7)      Table 2, the study assessed the medical records of patients who were either hospitalized or non-hospitalized with the diagnosis of COVID‐19 during the study period. It would be better to include the information of outpatients/inpatients in Table 2 as well, since the status of outpatients/inpatients can also indicate COVID‐19 disease severity.

Response: Thank you for your suggestion. Unfortunately, we did not have all the data from outpatients with COVID-19. The patients with mild COVID-19 were not hospitalized and were discharged from ER without collecting blood tests during the first wave. Others were monitored by phone calls from our telemedicine team. Comparison of outpatients/inpatients would be very informative in further studies not only for other waves of COVID-19 but also for other virus pandemics.       

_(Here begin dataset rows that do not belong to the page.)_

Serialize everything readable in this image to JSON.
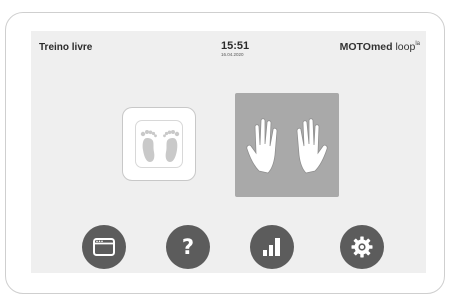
{
  "header": {
    "mode_title": "Treino livre",
    "time": "15:51",
    "date": "16.04.2020",
    "brand_bold": "MOTOmed",
    "brand_light": " loop",
    "brand_superscript": "la"
  },
  "modes": [
    {
      "name": "legs",
      "icon": "feet-icon",
      "selected": false
    },
    {
      "name": "arms",
      "icon": "hands-icon",
      "selected": true
    }
  ],
  "bottom_buttons": [
    {
      "icon": "window-icon"
    },
    {
      "icon": "help-icon",
      "glyph": "?"
    },
    {
      "icon": "bar-chart-icon"
    },
    {
      "icon": "gear-icon"
    }
  ],
  "colors": {
    "screen_bg": "#efefef",
    "selected_tile": "#a9a9a9",
    "button_bg": "#5c5c5c",
    "text_dark": "#2b2b2b"
  }
}
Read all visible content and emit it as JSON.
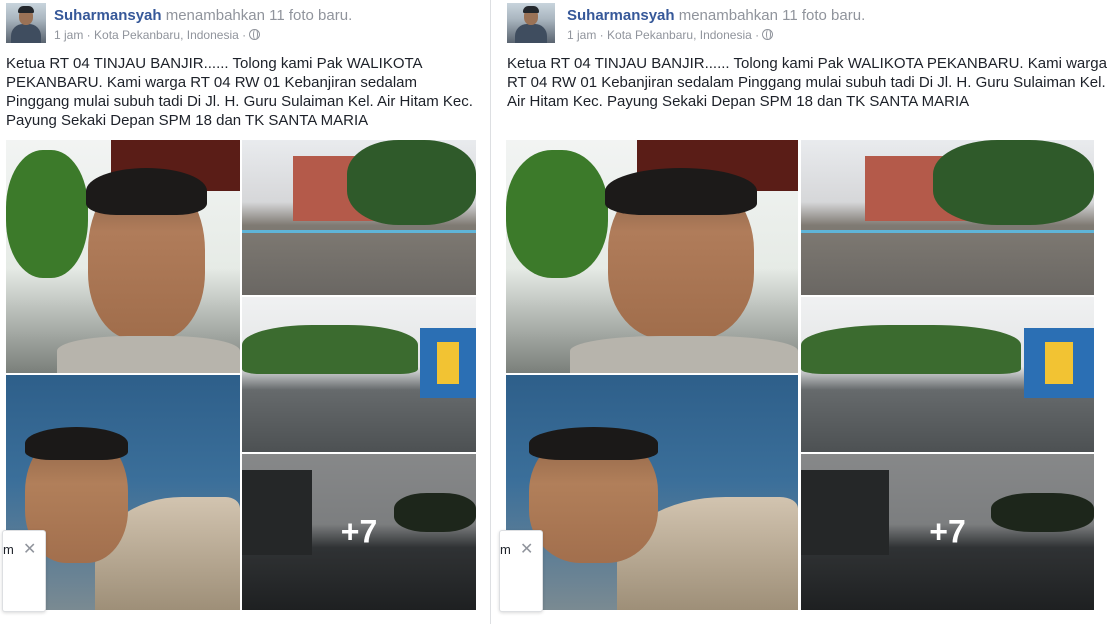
{
  "left_post": {
    "author": "Suharmansyah",
    "action": "menambahkan 11 foto baru.",
    "time": "1 jam",
    "location": "Kota Pekanbaru, Indonesia",
    "text": "Ketua RT 04 TINJAU BANJIR...... Tolong kami Pak WALIKOTA PEKANBARU. Kami warga RT 04 RW 01 Kebanjiran sedalam Pinggang mulai subuh tadi Di Jl. H. Guru Sulaiman Kel. Air Hitam Kec. Payung Sekaki Depan SPM 18 dan TK SANTA MARIA",
    "more_photos": "+7",
    "chat_label": "m",
    "chat_close": "✕"
  },
  "right_post": {
    "author": "Suharmansyah",
    "action": "menambahkan 11 foto baru.",
    "time": "1 jam",
    "location": "Kota Pekanbaru, Indonesia",
    "text": "Ketua RT 04 TINJAU BANJIR...... Tolong kami Pak WALIKOTA PEKANBARU. Kami warga RT 04 RW 01 Kebanjiran sedalam Pinggang mulai subuh tadi Di Jl. H. Guru Sulaiman Kel. Air Hitam Kec. Payung Sekaki Depan SPM 18 dan TK SANTA MARIA",
    "more_photos": "+7",
    "chat_label": "m",
    "chat_close": "✕"
  },
  "icons": {
    "privacy": "globe-icon",
    "close": "close-icon"
  }
}
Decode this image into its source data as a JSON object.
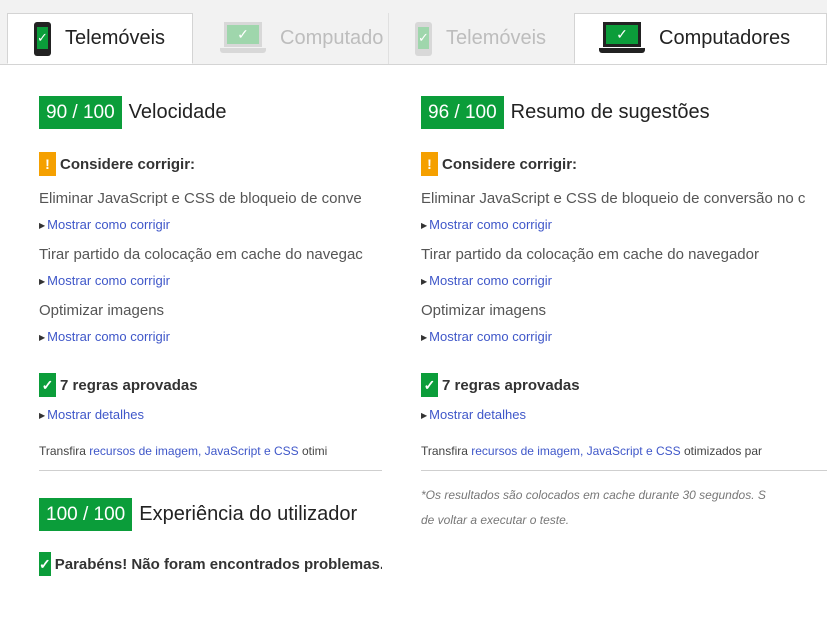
{
  "tabs": [
    {
      "label": "Telemóveis",
      "device": "phone",
      "active": true
    },
    {
      "label": "Computado",
      "device": "laptop",
      "active": false
    },
    {
      "label": "Telemóveis",
      "device": "phone",
      "active": false
    },
    {
      "label": "Computadores",
      "device": "laptop",
      "active": true
    }
  ],
  "left": {
    "speed": {
      "score": "90 / 100",
      "title": "Velocidade"
    },
    "consider_label": "Considere corrigir:",
    "rules": [
      "Eliminar JavaScript e CSS de bloqueio de conve",
      "Tirar partido da colocação em cache do navegac",
      "Optimizar imagens"
    ],
    "show_fix": "Mostrar como corrigir",
    "passed_label": "7 regras aprovadas",
    "show_details": "Mostrar detalhes",
    "note_prefix": "Transfira ",
    "note_link": "recursos de imagem, JavaScript e CSS",
    "note_suffix": " otimi",
    "ux": {
      "score": "100 / 100",
      "title": "Experiência do utilizador"
    },
    "congrats": "Parabéns! Não foram encontrados problemas."
  },
  "right": {
    "summary": {
      "score": "96 / 100",
      "title": "Resumo de sugestões"
    },
    "consider_label": "Considere corrigir:",
    "rules": [
      "Eliminar JavaScript e CSS de bloqueio de conversão no c",
      "Tirar partido da colocação em cache do navegador",
      "Optimizar imagens"
    ],
    "show_fix": "Mostrar como corrigir",
    "passed_label": "7 regras aprovadas",
    "show_details": "Mostrar detalhes",
    "note_prefix": "Transfira ",
    "note_link": "recursos de imagem, JavaScript e CSS",
    "note_suffix": " otimizados par",
    "footnote_line1": "*Os resultados são colocados em cache durante 30 segundos. S",
    "footnote_line2": "de voltar a executar o teste."
  },
  "icons": {
    "warn_glyph": "!",
    "check_glyph": "✓"
  },
  "colors": {
    "score_green": "#0b9d3a",
    "warn_orange": "#f5a000",
    "link_blue": "#3f57c9"
  }
}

8)      Line 22-23, since the stage 3 AKI in HTN was also statistically different when compared to non-HTN individuals, it would also be helpful to investigate the main risk factors, including demographic data and laboratory parameters that were associated with this difference.

Response: Thank you for your suggestion. Importantly, 109 out of 120 (91%) patients that developed AKI Stage 3 were submitted to hemodialysis. Therefore, the population of AKI stage 3 and hemodialysis represents essentially the same group of patients.  

9)      Line 177, spelling error of the admission number here.

Response: We corrected the spelling error.

10)   Line 267, the full name of hs-troponin I should be given: High-Sensitivity Troponin I.

 Response: The full name was added.

11)   Line 270, extra space between “particularly” and “antimetabolites”

Response: The extra space was deleted.